Fusion model integrating multi-sequence MRI radiomics and habitat imaging for predicting pathological complete response in breast cancer treated with neoadjuvant therapy.
Authors
Affiliations (7)
Affiliations (7)
- Department of Thyroid and Breast Surgery, Tongji Hospital, Tongji Medical College, Huazhong University of Science and Technology, Wuhan, 430030, Hubei, People's Republic of China.
- Department of Radiology, Tongji Hospital, Tongji Medical College, Huazhong University of Science and Technology, Wuhan, 430030, Hubei, People's Republic of China.
- Department of Orthopaedics, Union Hospital, Tongji Medical College, Huazhong University of Science and Technology, Wuhan, 430022, People's Republic of China.
- Tongji Hospital, Tongji Medical College, Huazhong University of Science and Technology, Wuhan, 430030, Hubei, People's Republic of China.
- Department of Thyroid and Breast Surgery, Tongji Hospital, Tongji Medical College, Huazhong University of Science and Technology, Wuhan, 430030, Hubei, People's Republic of China. [email protected].
- Department of Radiology, Tongji Hospital, Tongji Medical College, Huazhong University of Science and Technology, Wuhan, 430030, Hubei, People's Republic of China. [email protected].

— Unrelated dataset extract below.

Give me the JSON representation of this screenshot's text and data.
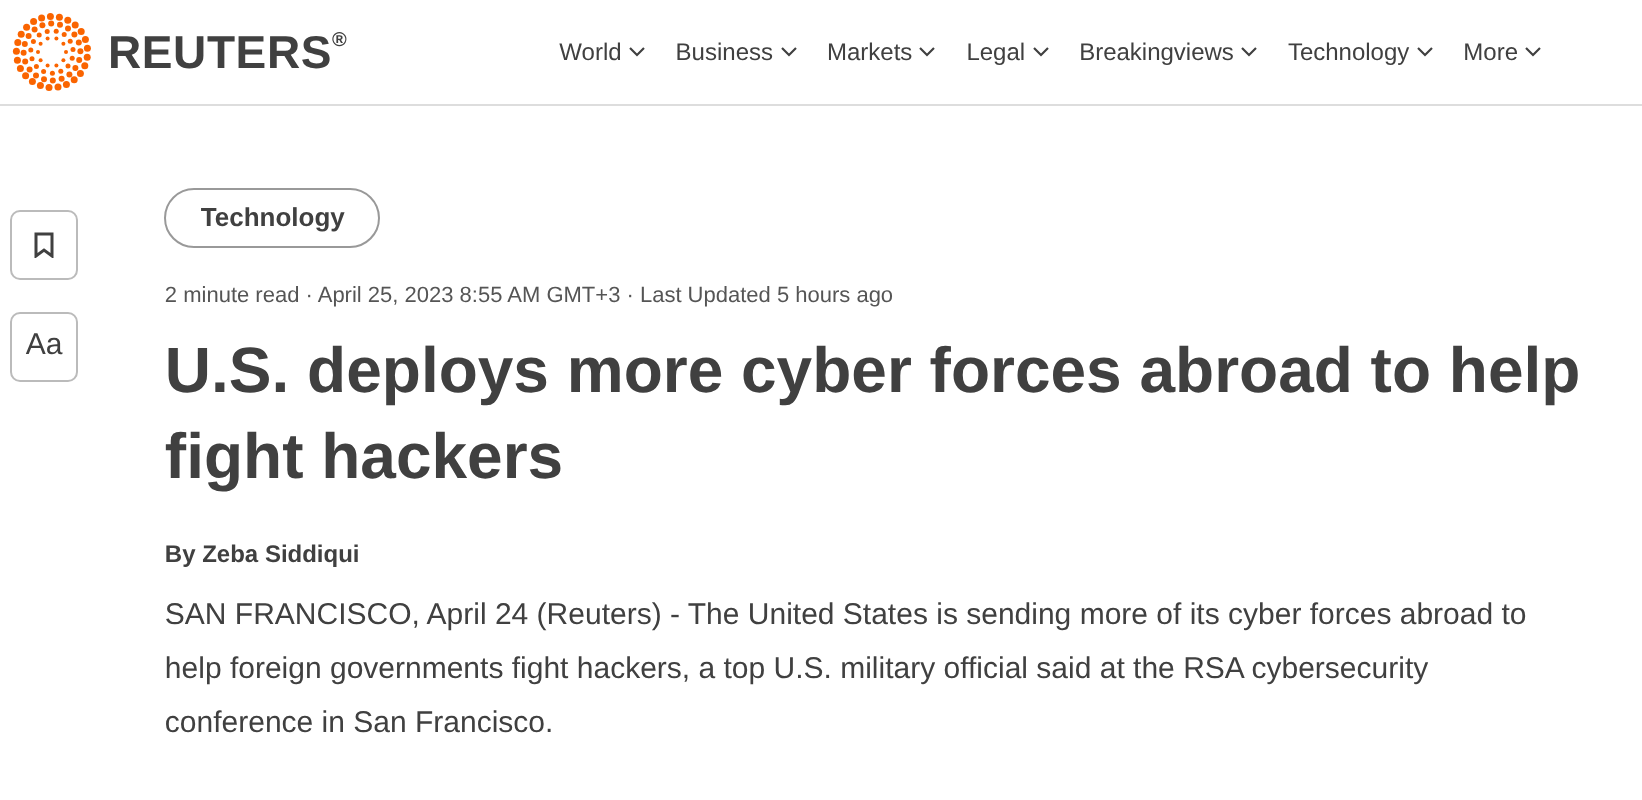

- Department of Thyroid and Breast Surgery, Tongji Hospital, Tongji Medical College, Huazhong University of Science and Technology, Wuhan, 430030, Hubei, People's Republic of China. [email protected].
Abstract
This study aimed to develop a predictive model integrating multi-sequence MRI radiomics, deep learning features, and habitat imaging to forecast pathological complete response (pCR) in breast cancer patients undergoing neoadjuvant therapy (NAT). A retrospective analysis included 203 breast cancer patients treated with NAT from May 2018 to January 2023. Patients were divided into training (n = 162) and test (n = 41) sets. Radiomics features were extracted from intratumoral and peritumoral regions in multi-sequence MRI (T2WI, DWI, and DCE-MRI) datasets. Habitat imaging was employed to analyze tumor subregions, characterizing heterogeneity within the tumor. We constructed and validated machine learning models, including a fusion model integrating all features, using Receiver Operating Characteristic (ROC) and Precision-Recall (PR) curves, decision curve analysis (DCA), and confusion matrices. Shapley Additive Explanations (SHAP) and Local Interpretable Model-agnostic Explanations (LIME) analyses were performed for model interpretability. The fusion model achieved superior predictive performance compared to single-region models, with AUCs of 0.913 (95% CI: 0.770-1.000) in the test set. PR curve analysis showed improved precision-recall balance, while DCA indicated higher clinical benefit. Confusion matrix analysis confirmed the model's classification accuracy. SHAP revealed DCE_LLL_DependenceUniformity as the most critical feature for predicting pCR and PC72 for non-pCR. LIME provided patient-specific insights into feature contributions. Integrating multi-dimensional MRI features with habitat imaging enhances pCR prediction in breast cancer. The fusion model offers a robust, non-invasive tool for guiding individualized treatment strategies while providing transparent interpretability through SHAP and LIME analyses.